Lambert sat down in front of an enormous telly and started zapping channels in a bored way, and Myrtle made her way to the bathroom to freshen up. She had decided to flush the chloroform down the loo; it bothered her having it when she had given up as a kidnapper, so she took the bottle and her bag of hairpins and made her way upstairs.
‘What have you got there?’ Lambert’s suspicious voice made her turn round. He had put his telephone in his pocket and was glaring at her, narrowing his eyes. ‘You’re stealing something. What’s in that bottle?’
He leant forward to try and snatch the bottle. Aunt Myrtle put it behind her back but Lambert kicked her hard in the shins, twisted her free arm and grabbed the bottle. Then he undid the stopper and put his nose to it.
‘Don’t!’ cried Myrtle. ‘Put it down, Lambert.’
But it was too late. The loathsome boy lay felled and quite unconscious on the floor.
Minette woke up in a strange bed with a lumpy mattress and brass knobs. She was in a big room; shabby, with a threadbare carpet and faded wallpaper covered in a pattern of parrots and swirling leaves. The curtains breathed slightly in the open windows. A high mewing noise came from outside.
Then she remembered what had happened and at once she was very frightened indeed.
She had been eating a sandwich, sitting opposite a strange fierce aunt who was supposed to be taking her to her father; and suddenly the compartment started going round and round and the face of the aunt came closer and then further away … and then nothing more.
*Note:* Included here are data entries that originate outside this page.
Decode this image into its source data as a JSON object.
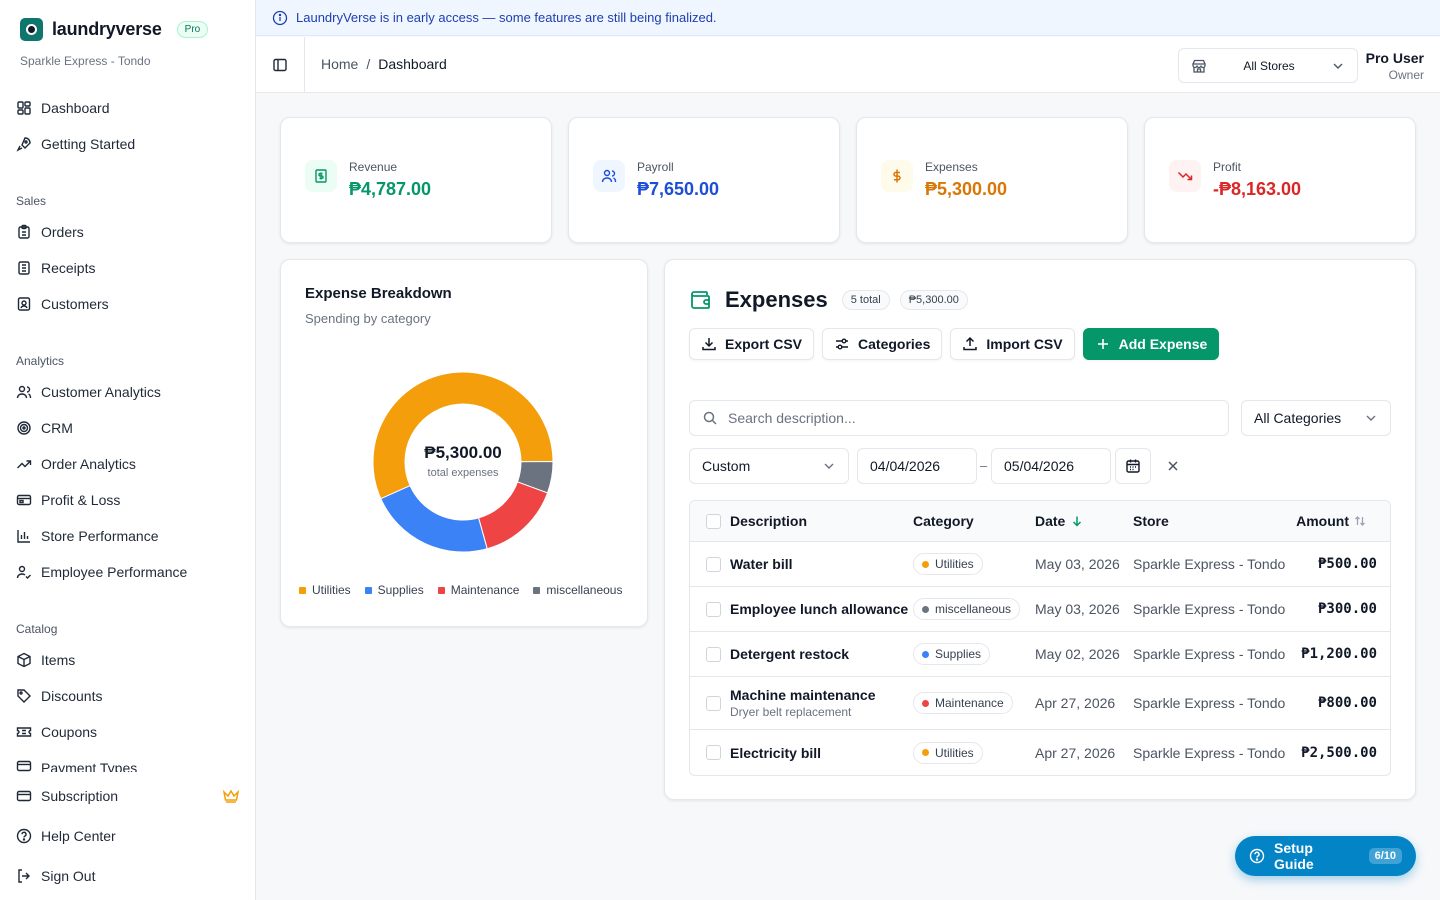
{
  "banner": {
    "text": "LaundryVerse is in early access — some features are still being finalized."
  },
  "brand": {
    "name": "laundryverse",
    "badge": "Pro",
    "store": "Sparkle Express - Tondo"
  },
  "sidebar": {
    "top": [
      {
        "label": "Dashboard",
        "icon": "dashboard-icon"
      },
      {
        "label": "Getting Started",
        "icon": "rocket-icon"
      }
    ],
    "sections": [
      {
        "title": "Sales",
        "items": [
          {
            "label": "Orders",
            "icon": "clipboard-icon"
          },
          {
            "label": "Receipts",
            "icon": "receipt-icon"
          },
          {
            "label": "Customers",
            "icon": "contact-icon"
          }
        ]
      },
      {
        "title": "Analytics",
        "items": [
          {
            "label": "Customer Analytics",
            "icon": "users-icon"
          },
          {
            "label": "CRM",
            "icon": "target-icon"
          },
          {
            "label": "Order Analytics",
            "icon": "trend-icon"
          },
          {
            "label": "Profit & Loss",
            "icon": "wallet-icon"
          },
          {
            "label": "Store Performance",
            "icon": "bar-chart-icon"
          },
          {
            "label": "Employee Performance",
            "icon": "user-check-icon"
          }
        ]
      },
      {
        "title": "Catalog",
        "items": [
          {
            "label": "Items",
            "icon": "package-icon"
          },
          {
            "label": "Discounts",
            "icon": "tag-icon"
          },
          {
            "label": "Coupons",
            "icon": "ticket-icon"
          },
          {
            "label": "Payment Types",
            "icon": "card-icon"
          }
        ]
      }
    ],
    "bottom": [
      {
        "label": "Subscription",
        "icon": "card-icon"
      },
      {
        "label": "Help Center",
        "icon": "help-icon"
      },
      {
        "label": "Sign Out",
        "icon": "logout-icon"
      }
    ]
  },
  "header": {
    "breadcrumb": [
      "Home",
      "Dashboard"
    ],
    "store_select": "All Stores",
    "user_name": "Pro User",
    "user_role": "Owner"
  },
  "kpis": [
    {
      "label": "Revenue",
      "value": "₱4,787.00",
      "color": "#059669",
      "bg": "#ecfdf5",
      "icon": "cash-icon"
    },
    {
      "label": "Payroll",
      "value": "₱7,650.00",
      "color": "#1d4ed8",
      "bg": "#eff6ff",
      "icon": "users-icon"
    },
    {
      "label": "Expenses",
      "value": "₱5,300.00",
      "color": "#d97706",
      "bg": "#fffbeb",
      "icon": "dollar-icon"
    },
    {
      "label": "Profit",
      "value": "-₱8,163.00",
      "color": "#dc2626",
      "bg": "#fef2f2",
      "icon": "trending-down-icon"
    }
  ],
  "breakdown": {
    "title": "Expense Breakdown",
    "subtitle": "Spending by category",
    "total": "₱5,300.00",
    "total_caption": "total expenses"
  },
  "chart_data": {
    "type": "pie",
    "categories": [
      "Utilities",
      "Supplies",
      "Maintenance",
      "miscellaneous"
    ],
    "values": [
      3000,
      1200,
      800,
      300
    ],
    "colors": [
      "#f59e0b",
      "#3b82f6",
      "#ef4444",
      "#6b7280"
    ],
    "legend": "bottom"
  },
  "expenses": {
    "title": "Expenses",
    "count_pill": "5 total",
    "total_pill": "₱5,300.00",
    "buttons": {
      "export": "Export CSV",
      "categories": "Categories",
      "import": "Import CSV",
      "add": "Add Expense"
    },
    "search_placeholder": "Search description...",
    "category_filter": "All Categories",
    "range": "Custom",
    "date_from": "04/04/2026",
    "date_to": "05/04/2026",
    "date_separator": "–",
    "columns": {
      "description": "Description",
      "category": "Category",
      "date": "Date",
      "store": "Store",
      "amount": "Amount"
    },
    "rows": [
      {
        "description": "Water bill",
        "note": "",
        "category": "Utilities",
        "cat_color": "#f59e0b",
        "date": "May 03, 2026",
        "store": "Sparkle Express - Tondo",
        "amount": "₱500.00"
      },
      {
        "description": "Employee lunch allowance",
        "note": "",
        "category": "miscellaneous",
        "cat_color": "#6b7280",
        "date": "May 03, 2026",
        "store": "Sparkle Express - Tondo",
        "amount": "₱300.00"
      },
      {
        "description": "Detergent restock",
        "note": "",
        "category": "Supplies",
        "cat_color": "#3b82f6",
        "date": "May 02, 2026",
        "store": "Sparkle Express - Tondo",
        "amount": "₱1,200.00"
      },
      {
        "description": "Machine maintenance",
        "note": "Dryer belt replacement",
        "category": "Maintenance",
        "cat_color": "#ef4444",
        "date": "Apr 27, 2026",
        "store": "Sparkle Express - Tondo",
        "amount": "₱800.00"
      },
      {
        "description": "Electricity bill",
        "note": "",
        "category": "Utilities",
        "cat_color": "#f59e0b",
        "date": "Apr 27, 2026",
        "store": "Sparkle Express - Tondo",
        "amount": "₱2,500.00"
      }
    ]
  },
  "setup_guide": {
    "label": "Setup Guide",
    "progress": "6/10"
  }
}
Blackness.
She had been drugged and kidnapped, she was sure of that. She could remember the way the dreadful aunt had peered at her as if she was looking into her soul. Minette knew all about fear but now she was more afraid than she had ever been. What dreadful fate lay in wait for her? Would they cut off her ear and send it to her parents – or starve her till she did what they wanted?